Driving a 10.2v, 140mA LCD backlight from a 3.7v, 2000mAh battery?

Discussion in 'The Projects Forum' started by JustWood, Jun 16, 2010.

  1. JustWood

    Thread Starter New Member

    Jun 16, 2010
    Hello everyone,
    As I said in my title, I'm trying to drive a 10.2v, 140mA LCD backlight (LED array) from a 3.7v, 2000mAh battery. I have looked into several methods of doing this, and the one that stands out to me seems to be some kind of boost converter. I have never built a boost converter before, and was wondering if this is the best possible method.
    I currently have the LCD operating just fine, and am running the backlight from a 16v power supply through a 50ohm 5W resistor. The resistor is dissipating a lot of heat though, and I am not sure what the limitations of a boost converter are.

    Justin W
  2. SgtWookie


    Jul 17, 2007
    Let's see. 10.2v @140mA = 1.428 Watts output power needed.
    Let's say that you could build a boost converter that was 80% efficient; so 1.428/.8=1.785 Watts input.

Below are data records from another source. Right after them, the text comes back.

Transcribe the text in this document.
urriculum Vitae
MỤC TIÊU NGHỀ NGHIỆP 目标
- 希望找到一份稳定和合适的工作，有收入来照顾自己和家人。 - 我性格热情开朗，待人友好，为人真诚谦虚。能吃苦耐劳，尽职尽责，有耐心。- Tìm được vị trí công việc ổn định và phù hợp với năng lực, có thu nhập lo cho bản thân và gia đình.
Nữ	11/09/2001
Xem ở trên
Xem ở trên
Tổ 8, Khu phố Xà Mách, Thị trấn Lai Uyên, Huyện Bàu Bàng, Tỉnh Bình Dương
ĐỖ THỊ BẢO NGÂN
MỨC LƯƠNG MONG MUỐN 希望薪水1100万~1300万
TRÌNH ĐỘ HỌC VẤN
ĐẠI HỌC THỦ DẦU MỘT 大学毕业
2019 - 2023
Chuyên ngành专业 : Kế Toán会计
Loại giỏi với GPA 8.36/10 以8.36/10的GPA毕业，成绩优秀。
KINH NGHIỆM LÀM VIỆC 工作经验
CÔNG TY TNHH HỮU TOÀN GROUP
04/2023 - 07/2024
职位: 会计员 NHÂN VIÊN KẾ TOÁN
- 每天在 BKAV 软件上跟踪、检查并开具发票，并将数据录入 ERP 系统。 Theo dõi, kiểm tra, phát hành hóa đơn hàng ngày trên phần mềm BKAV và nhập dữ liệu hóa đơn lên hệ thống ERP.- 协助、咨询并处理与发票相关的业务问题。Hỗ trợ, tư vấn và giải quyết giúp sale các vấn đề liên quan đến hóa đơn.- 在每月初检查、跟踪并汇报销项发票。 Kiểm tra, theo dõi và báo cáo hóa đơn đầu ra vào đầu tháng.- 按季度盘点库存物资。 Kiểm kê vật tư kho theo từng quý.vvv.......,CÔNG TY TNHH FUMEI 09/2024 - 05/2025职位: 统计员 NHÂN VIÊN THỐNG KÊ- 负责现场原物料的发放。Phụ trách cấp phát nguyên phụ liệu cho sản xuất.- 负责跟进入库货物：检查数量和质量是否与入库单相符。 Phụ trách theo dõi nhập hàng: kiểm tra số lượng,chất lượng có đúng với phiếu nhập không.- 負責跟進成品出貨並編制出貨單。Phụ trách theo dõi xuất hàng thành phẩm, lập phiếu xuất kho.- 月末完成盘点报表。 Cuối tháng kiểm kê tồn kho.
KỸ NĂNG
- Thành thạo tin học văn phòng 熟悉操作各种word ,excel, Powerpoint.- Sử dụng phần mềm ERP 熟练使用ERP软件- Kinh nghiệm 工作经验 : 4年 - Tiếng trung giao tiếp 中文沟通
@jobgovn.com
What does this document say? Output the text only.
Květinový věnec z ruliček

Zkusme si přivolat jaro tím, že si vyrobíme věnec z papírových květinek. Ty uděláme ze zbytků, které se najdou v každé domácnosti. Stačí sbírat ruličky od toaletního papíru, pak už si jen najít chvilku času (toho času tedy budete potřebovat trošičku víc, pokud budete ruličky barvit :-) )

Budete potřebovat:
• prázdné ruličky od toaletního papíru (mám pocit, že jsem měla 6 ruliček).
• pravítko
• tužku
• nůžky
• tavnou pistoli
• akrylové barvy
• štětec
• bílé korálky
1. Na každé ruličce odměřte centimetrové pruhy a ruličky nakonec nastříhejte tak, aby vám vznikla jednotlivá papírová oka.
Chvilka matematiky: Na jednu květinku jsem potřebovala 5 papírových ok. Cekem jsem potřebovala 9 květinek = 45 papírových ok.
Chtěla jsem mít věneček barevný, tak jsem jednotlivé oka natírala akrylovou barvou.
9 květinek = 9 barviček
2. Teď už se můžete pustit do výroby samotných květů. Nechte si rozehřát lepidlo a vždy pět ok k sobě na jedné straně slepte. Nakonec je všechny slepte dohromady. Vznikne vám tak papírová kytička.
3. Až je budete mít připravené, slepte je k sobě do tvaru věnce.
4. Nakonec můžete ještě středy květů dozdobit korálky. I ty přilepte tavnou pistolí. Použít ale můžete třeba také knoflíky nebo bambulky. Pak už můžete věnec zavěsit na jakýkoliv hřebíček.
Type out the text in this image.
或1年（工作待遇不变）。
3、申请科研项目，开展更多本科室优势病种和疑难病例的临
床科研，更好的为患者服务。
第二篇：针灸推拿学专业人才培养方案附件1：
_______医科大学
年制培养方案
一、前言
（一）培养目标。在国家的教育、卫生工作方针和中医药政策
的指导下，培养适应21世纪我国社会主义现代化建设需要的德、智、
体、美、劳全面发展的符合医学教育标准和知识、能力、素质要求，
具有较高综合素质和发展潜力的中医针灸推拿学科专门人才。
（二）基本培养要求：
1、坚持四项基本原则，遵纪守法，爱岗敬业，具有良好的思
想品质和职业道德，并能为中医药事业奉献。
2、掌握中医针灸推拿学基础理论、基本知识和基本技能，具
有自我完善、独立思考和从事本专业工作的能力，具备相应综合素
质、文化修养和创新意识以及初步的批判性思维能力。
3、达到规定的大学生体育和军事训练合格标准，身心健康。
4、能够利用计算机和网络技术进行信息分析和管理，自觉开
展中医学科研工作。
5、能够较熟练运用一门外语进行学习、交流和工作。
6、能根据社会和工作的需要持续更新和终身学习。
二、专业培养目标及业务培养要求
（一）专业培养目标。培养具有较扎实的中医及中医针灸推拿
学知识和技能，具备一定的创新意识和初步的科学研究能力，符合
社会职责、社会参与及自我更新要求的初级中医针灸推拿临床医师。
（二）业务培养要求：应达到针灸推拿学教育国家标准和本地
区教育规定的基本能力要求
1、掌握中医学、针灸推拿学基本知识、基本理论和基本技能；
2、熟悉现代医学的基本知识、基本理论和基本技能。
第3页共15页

    What does your battery voltage measure when it's discharged? I'll guess 3.3v.
    1.785w/3.3v = 541mA input current required. That's a pretty hefty load for a 2AH battery. You might get 2-3 hours of run-time out of it, if it's not powering anything else.

    If you want an intro to switch-mode power supplies, read the comments in this thread:
    and look at the links provided, particularly Ronald Dekker's page and smps.us. If you don't experiment with these things, you will have a really hard time understanding them.